Having a company you suspect of being part of a semi-hostile government building the equipment the country’s network infrastructure is built upon is terrifying to every U.S. spy agency.
And they should be. That is, after all, one of their primary objectives. The controversial actions these agencies have taken make headlines, but day-to-day, week after week, employees at the NSA or CIA are there to do their duty to keep us safe. We might not agree with their idea of "safe", or how they go about their duties, but until they are changed things are what they are. And that means there is always going to be information that’s classified and secret, someone will need to send that sort of information to someone else, and it may come in contact with equipment made by Huawei. If that equipment is compromised by China, there is a valid concern there.
Back to the phones.

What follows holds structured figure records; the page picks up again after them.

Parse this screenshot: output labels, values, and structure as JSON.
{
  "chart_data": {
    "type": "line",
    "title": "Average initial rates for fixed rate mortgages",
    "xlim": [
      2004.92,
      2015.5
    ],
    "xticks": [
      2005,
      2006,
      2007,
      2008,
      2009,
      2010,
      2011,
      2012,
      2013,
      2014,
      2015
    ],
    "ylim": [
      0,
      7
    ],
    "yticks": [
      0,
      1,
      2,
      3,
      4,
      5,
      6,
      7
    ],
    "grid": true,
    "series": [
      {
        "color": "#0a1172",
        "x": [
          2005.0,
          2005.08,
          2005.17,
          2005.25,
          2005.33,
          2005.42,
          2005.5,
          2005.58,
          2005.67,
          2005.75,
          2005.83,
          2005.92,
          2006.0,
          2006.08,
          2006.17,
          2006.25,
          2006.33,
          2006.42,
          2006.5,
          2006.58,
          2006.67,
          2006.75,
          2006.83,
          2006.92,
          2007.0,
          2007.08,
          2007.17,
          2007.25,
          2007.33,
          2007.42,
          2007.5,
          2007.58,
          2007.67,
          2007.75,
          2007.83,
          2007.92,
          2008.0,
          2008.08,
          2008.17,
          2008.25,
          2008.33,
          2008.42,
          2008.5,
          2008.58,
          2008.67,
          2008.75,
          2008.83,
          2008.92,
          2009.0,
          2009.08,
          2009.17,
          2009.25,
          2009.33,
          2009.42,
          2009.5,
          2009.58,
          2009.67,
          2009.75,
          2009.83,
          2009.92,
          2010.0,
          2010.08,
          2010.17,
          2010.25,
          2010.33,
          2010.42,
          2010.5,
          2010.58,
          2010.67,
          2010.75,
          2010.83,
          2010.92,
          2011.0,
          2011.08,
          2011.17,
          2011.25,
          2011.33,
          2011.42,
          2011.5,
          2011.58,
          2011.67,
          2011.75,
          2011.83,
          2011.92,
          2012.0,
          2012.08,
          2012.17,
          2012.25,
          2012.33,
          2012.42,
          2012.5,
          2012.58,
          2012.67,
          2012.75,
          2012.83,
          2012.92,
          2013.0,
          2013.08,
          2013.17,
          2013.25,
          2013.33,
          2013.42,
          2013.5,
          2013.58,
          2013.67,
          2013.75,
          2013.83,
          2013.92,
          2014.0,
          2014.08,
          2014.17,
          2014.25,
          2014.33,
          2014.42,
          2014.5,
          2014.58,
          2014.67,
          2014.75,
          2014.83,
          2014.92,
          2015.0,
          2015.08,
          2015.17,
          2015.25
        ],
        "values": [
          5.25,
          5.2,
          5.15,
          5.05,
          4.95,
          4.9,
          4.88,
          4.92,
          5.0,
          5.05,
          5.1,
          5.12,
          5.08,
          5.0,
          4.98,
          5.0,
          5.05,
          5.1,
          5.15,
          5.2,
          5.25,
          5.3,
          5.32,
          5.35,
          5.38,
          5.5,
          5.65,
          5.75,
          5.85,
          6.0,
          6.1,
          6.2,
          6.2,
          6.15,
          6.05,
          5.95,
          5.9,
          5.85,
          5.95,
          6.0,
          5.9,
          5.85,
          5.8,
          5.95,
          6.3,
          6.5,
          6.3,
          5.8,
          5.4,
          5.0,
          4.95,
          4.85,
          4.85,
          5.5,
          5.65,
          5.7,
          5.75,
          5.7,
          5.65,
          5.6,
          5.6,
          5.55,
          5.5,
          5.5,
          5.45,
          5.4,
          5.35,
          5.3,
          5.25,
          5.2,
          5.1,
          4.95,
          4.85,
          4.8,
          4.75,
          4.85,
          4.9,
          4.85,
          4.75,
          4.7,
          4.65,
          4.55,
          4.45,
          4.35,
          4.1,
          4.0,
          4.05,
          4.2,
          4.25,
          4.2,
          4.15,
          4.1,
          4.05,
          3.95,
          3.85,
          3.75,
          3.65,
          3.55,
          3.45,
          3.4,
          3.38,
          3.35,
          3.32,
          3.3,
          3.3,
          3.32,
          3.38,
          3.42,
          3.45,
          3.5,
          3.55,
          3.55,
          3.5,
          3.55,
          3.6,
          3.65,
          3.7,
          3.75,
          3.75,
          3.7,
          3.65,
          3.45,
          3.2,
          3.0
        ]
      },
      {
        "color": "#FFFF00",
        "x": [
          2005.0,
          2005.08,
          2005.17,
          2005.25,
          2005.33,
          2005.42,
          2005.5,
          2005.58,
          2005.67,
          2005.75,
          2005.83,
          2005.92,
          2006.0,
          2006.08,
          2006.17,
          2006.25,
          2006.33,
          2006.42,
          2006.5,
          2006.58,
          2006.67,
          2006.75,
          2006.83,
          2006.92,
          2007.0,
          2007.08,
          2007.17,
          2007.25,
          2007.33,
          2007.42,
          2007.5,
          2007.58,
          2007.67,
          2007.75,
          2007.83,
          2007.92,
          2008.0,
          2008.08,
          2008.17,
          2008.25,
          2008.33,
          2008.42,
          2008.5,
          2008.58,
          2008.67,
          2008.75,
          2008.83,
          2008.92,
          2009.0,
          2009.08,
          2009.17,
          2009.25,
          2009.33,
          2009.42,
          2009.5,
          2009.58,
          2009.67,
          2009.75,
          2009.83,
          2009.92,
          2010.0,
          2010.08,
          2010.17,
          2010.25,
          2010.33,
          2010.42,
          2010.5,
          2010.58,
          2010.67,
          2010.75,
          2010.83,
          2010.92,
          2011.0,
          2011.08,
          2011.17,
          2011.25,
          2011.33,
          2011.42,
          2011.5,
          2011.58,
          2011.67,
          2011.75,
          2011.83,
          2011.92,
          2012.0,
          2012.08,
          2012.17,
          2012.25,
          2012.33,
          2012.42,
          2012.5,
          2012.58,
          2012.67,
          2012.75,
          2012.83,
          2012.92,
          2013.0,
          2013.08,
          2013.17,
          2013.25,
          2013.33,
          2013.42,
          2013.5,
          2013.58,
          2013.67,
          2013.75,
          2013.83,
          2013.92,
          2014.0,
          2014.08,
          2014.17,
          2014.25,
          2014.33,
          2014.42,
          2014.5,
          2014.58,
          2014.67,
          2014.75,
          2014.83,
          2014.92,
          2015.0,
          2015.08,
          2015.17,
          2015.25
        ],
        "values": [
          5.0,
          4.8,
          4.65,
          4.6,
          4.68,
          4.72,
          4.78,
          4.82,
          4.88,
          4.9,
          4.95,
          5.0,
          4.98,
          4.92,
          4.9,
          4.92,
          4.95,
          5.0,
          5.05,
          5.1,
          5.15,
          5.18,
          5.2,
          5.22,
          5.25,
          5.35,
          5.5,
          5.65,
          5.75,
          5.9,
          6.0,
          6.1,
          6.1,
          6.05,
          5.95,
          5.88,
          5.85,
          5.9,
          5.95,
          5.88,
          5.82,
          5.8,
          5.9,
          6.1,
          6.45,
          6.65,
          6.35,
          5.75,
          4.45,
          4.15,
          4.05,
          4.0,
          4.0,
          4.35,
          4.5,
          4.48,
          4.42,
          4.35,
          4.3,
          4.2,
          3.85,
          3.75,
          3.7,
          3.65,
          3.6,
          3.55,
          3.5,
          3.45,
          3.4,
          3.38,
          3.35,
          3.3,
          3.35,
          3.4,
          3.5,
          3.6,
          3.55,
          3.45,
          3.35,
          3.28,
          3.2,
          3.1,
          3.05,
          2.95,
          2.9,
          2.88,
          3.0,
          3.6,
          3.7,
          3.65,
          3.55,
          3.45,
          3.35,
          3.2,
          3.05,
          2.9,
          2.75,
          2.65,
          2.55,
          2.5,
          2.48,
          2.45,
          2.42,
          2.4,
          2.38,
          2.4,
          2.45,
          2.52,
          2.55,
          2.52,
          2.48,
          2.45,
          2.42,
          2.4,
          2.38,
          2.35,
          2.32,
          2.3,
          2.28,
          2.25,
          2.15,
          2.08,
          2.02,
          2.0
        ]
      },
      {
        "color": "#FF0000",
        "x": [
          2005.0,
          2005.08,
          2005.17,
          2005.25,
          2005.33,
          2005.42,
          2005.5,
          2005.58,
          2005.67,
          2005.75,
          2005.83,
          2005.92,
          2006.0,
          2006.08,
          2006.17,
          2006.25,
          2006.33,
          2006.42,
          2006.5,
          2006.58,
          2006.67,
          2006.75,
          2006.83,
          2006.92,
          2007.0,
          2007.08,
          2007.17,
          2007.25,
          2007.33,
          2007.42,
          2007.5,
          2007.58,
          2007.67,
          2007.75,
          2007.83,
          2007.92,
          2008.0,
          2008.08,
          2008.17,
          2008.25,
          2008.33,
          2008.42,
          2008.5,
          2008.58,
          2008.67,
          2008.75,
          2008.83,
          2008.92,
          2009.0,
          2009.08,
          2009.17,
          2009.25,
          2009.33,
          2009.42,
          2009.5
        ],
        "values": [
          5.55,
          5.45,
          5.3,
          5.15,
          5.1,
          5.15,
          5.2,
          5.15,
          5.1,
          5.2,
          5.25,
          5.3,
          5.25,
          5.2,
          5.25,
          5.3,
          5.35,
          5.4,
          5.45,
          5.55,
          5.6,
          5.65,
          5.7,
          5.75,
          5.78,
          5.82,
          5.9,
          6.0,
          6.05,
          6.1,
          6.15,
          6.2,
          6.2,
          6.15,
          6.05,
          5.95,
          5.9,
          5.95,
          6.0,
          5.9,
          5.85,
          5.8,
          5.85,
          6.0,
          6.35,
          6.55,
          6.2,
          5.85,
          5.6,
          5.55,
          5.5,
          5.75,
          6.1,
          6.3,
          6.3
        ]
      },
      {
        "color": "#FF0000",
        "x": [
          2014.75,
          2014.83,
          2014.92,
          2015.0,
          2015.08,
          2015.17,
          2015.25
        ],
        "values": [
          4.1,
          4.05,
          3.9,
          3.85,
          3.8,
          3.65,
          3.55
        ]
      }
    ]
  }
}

Having everyone in the U.S. rush out and buy a Mate 10 Pro, making Huawei richer (and putting a backdoor in every American’s hands according to U.S. spooks and their bosses), isn’t going to make trade officials happy. Having AT&T and Sprint and Level 3 and RCN and every other company that provides the U.S. internet infrastructure use potentially compromised equipment from a country that is in all but name an enemy of the state makes intelligence officials very concerned.
So what the hell should we do?
Spies gonna spy and corporations gonna corporate. There’s not much a normal person who just wants to get their money’s worth when they buy a new phone can do about that. Continue to vote, both at the ballot box and with your wallet, to try and shape the country the way you think it should be. All this aside, we can and should be concerned that we’re making the right decision when we buy a phone. Nobody wants a phone that spies on them, and nobody deserves to get stuck with one.
I’ll come out and say it plainly: I do not think the Chinese government, or any other entity, has placed a backdoor in any Huawei phone that would enable it to steal your data.
Huawei clearly responded to this latest accusation saying their phones and networking equipment is sold worldwide and "poses no greater cybersecurity risk than any ICT vendor" and there is no reason to doubt its word when it comes to its phones. In fact, there is some evidence that supports Huawei here. There are "rules" in place when a foreign country wants to sell electronic or connected products inside the U.S. and Great Britain. The public isn’t privy to the exact details, but there is a rigorous inspection when a device is able to transmit encrypted data to make sure these rules are followed. Huawei has apparently been found to be following them as you can buy their products both here in the states and in Great Britain.
Further (but even more circumstantial) evidence is that plenty of people already have a Huawei phone and some of those people are the type who can monitor what their phones are sending and where it is going. So far, we’ve heard nothing to make me think Huawei is sending private data back to China or is building a bot-net to terrorize Americans over the internet. If Huawei was doing anything fishy with our data, Reddit would know and Reddit would be on fire.
I’m not saying you should take my word over that of FBI Director Christopher Wray. I take my word over his, but can’t ask you to do the same. But I can ask you to consider one thing: we have been offered zero proof that buying a Huawei phone is a bad idea. Not a lick. Like you, I read multiple articles and news stories about the Senate Intelligence Committee testimony and I think ZDNet’s Matt Miller says it the best.
As for myself, I will continue to use the Huawei Mate 10 Pro until there is evidence that shows I should be concerned.
But you can’t let me make that decision for you. Make sure you’re informed and choose wisely. Meanwhile, the Mate 10 Pro is one hell of a phone.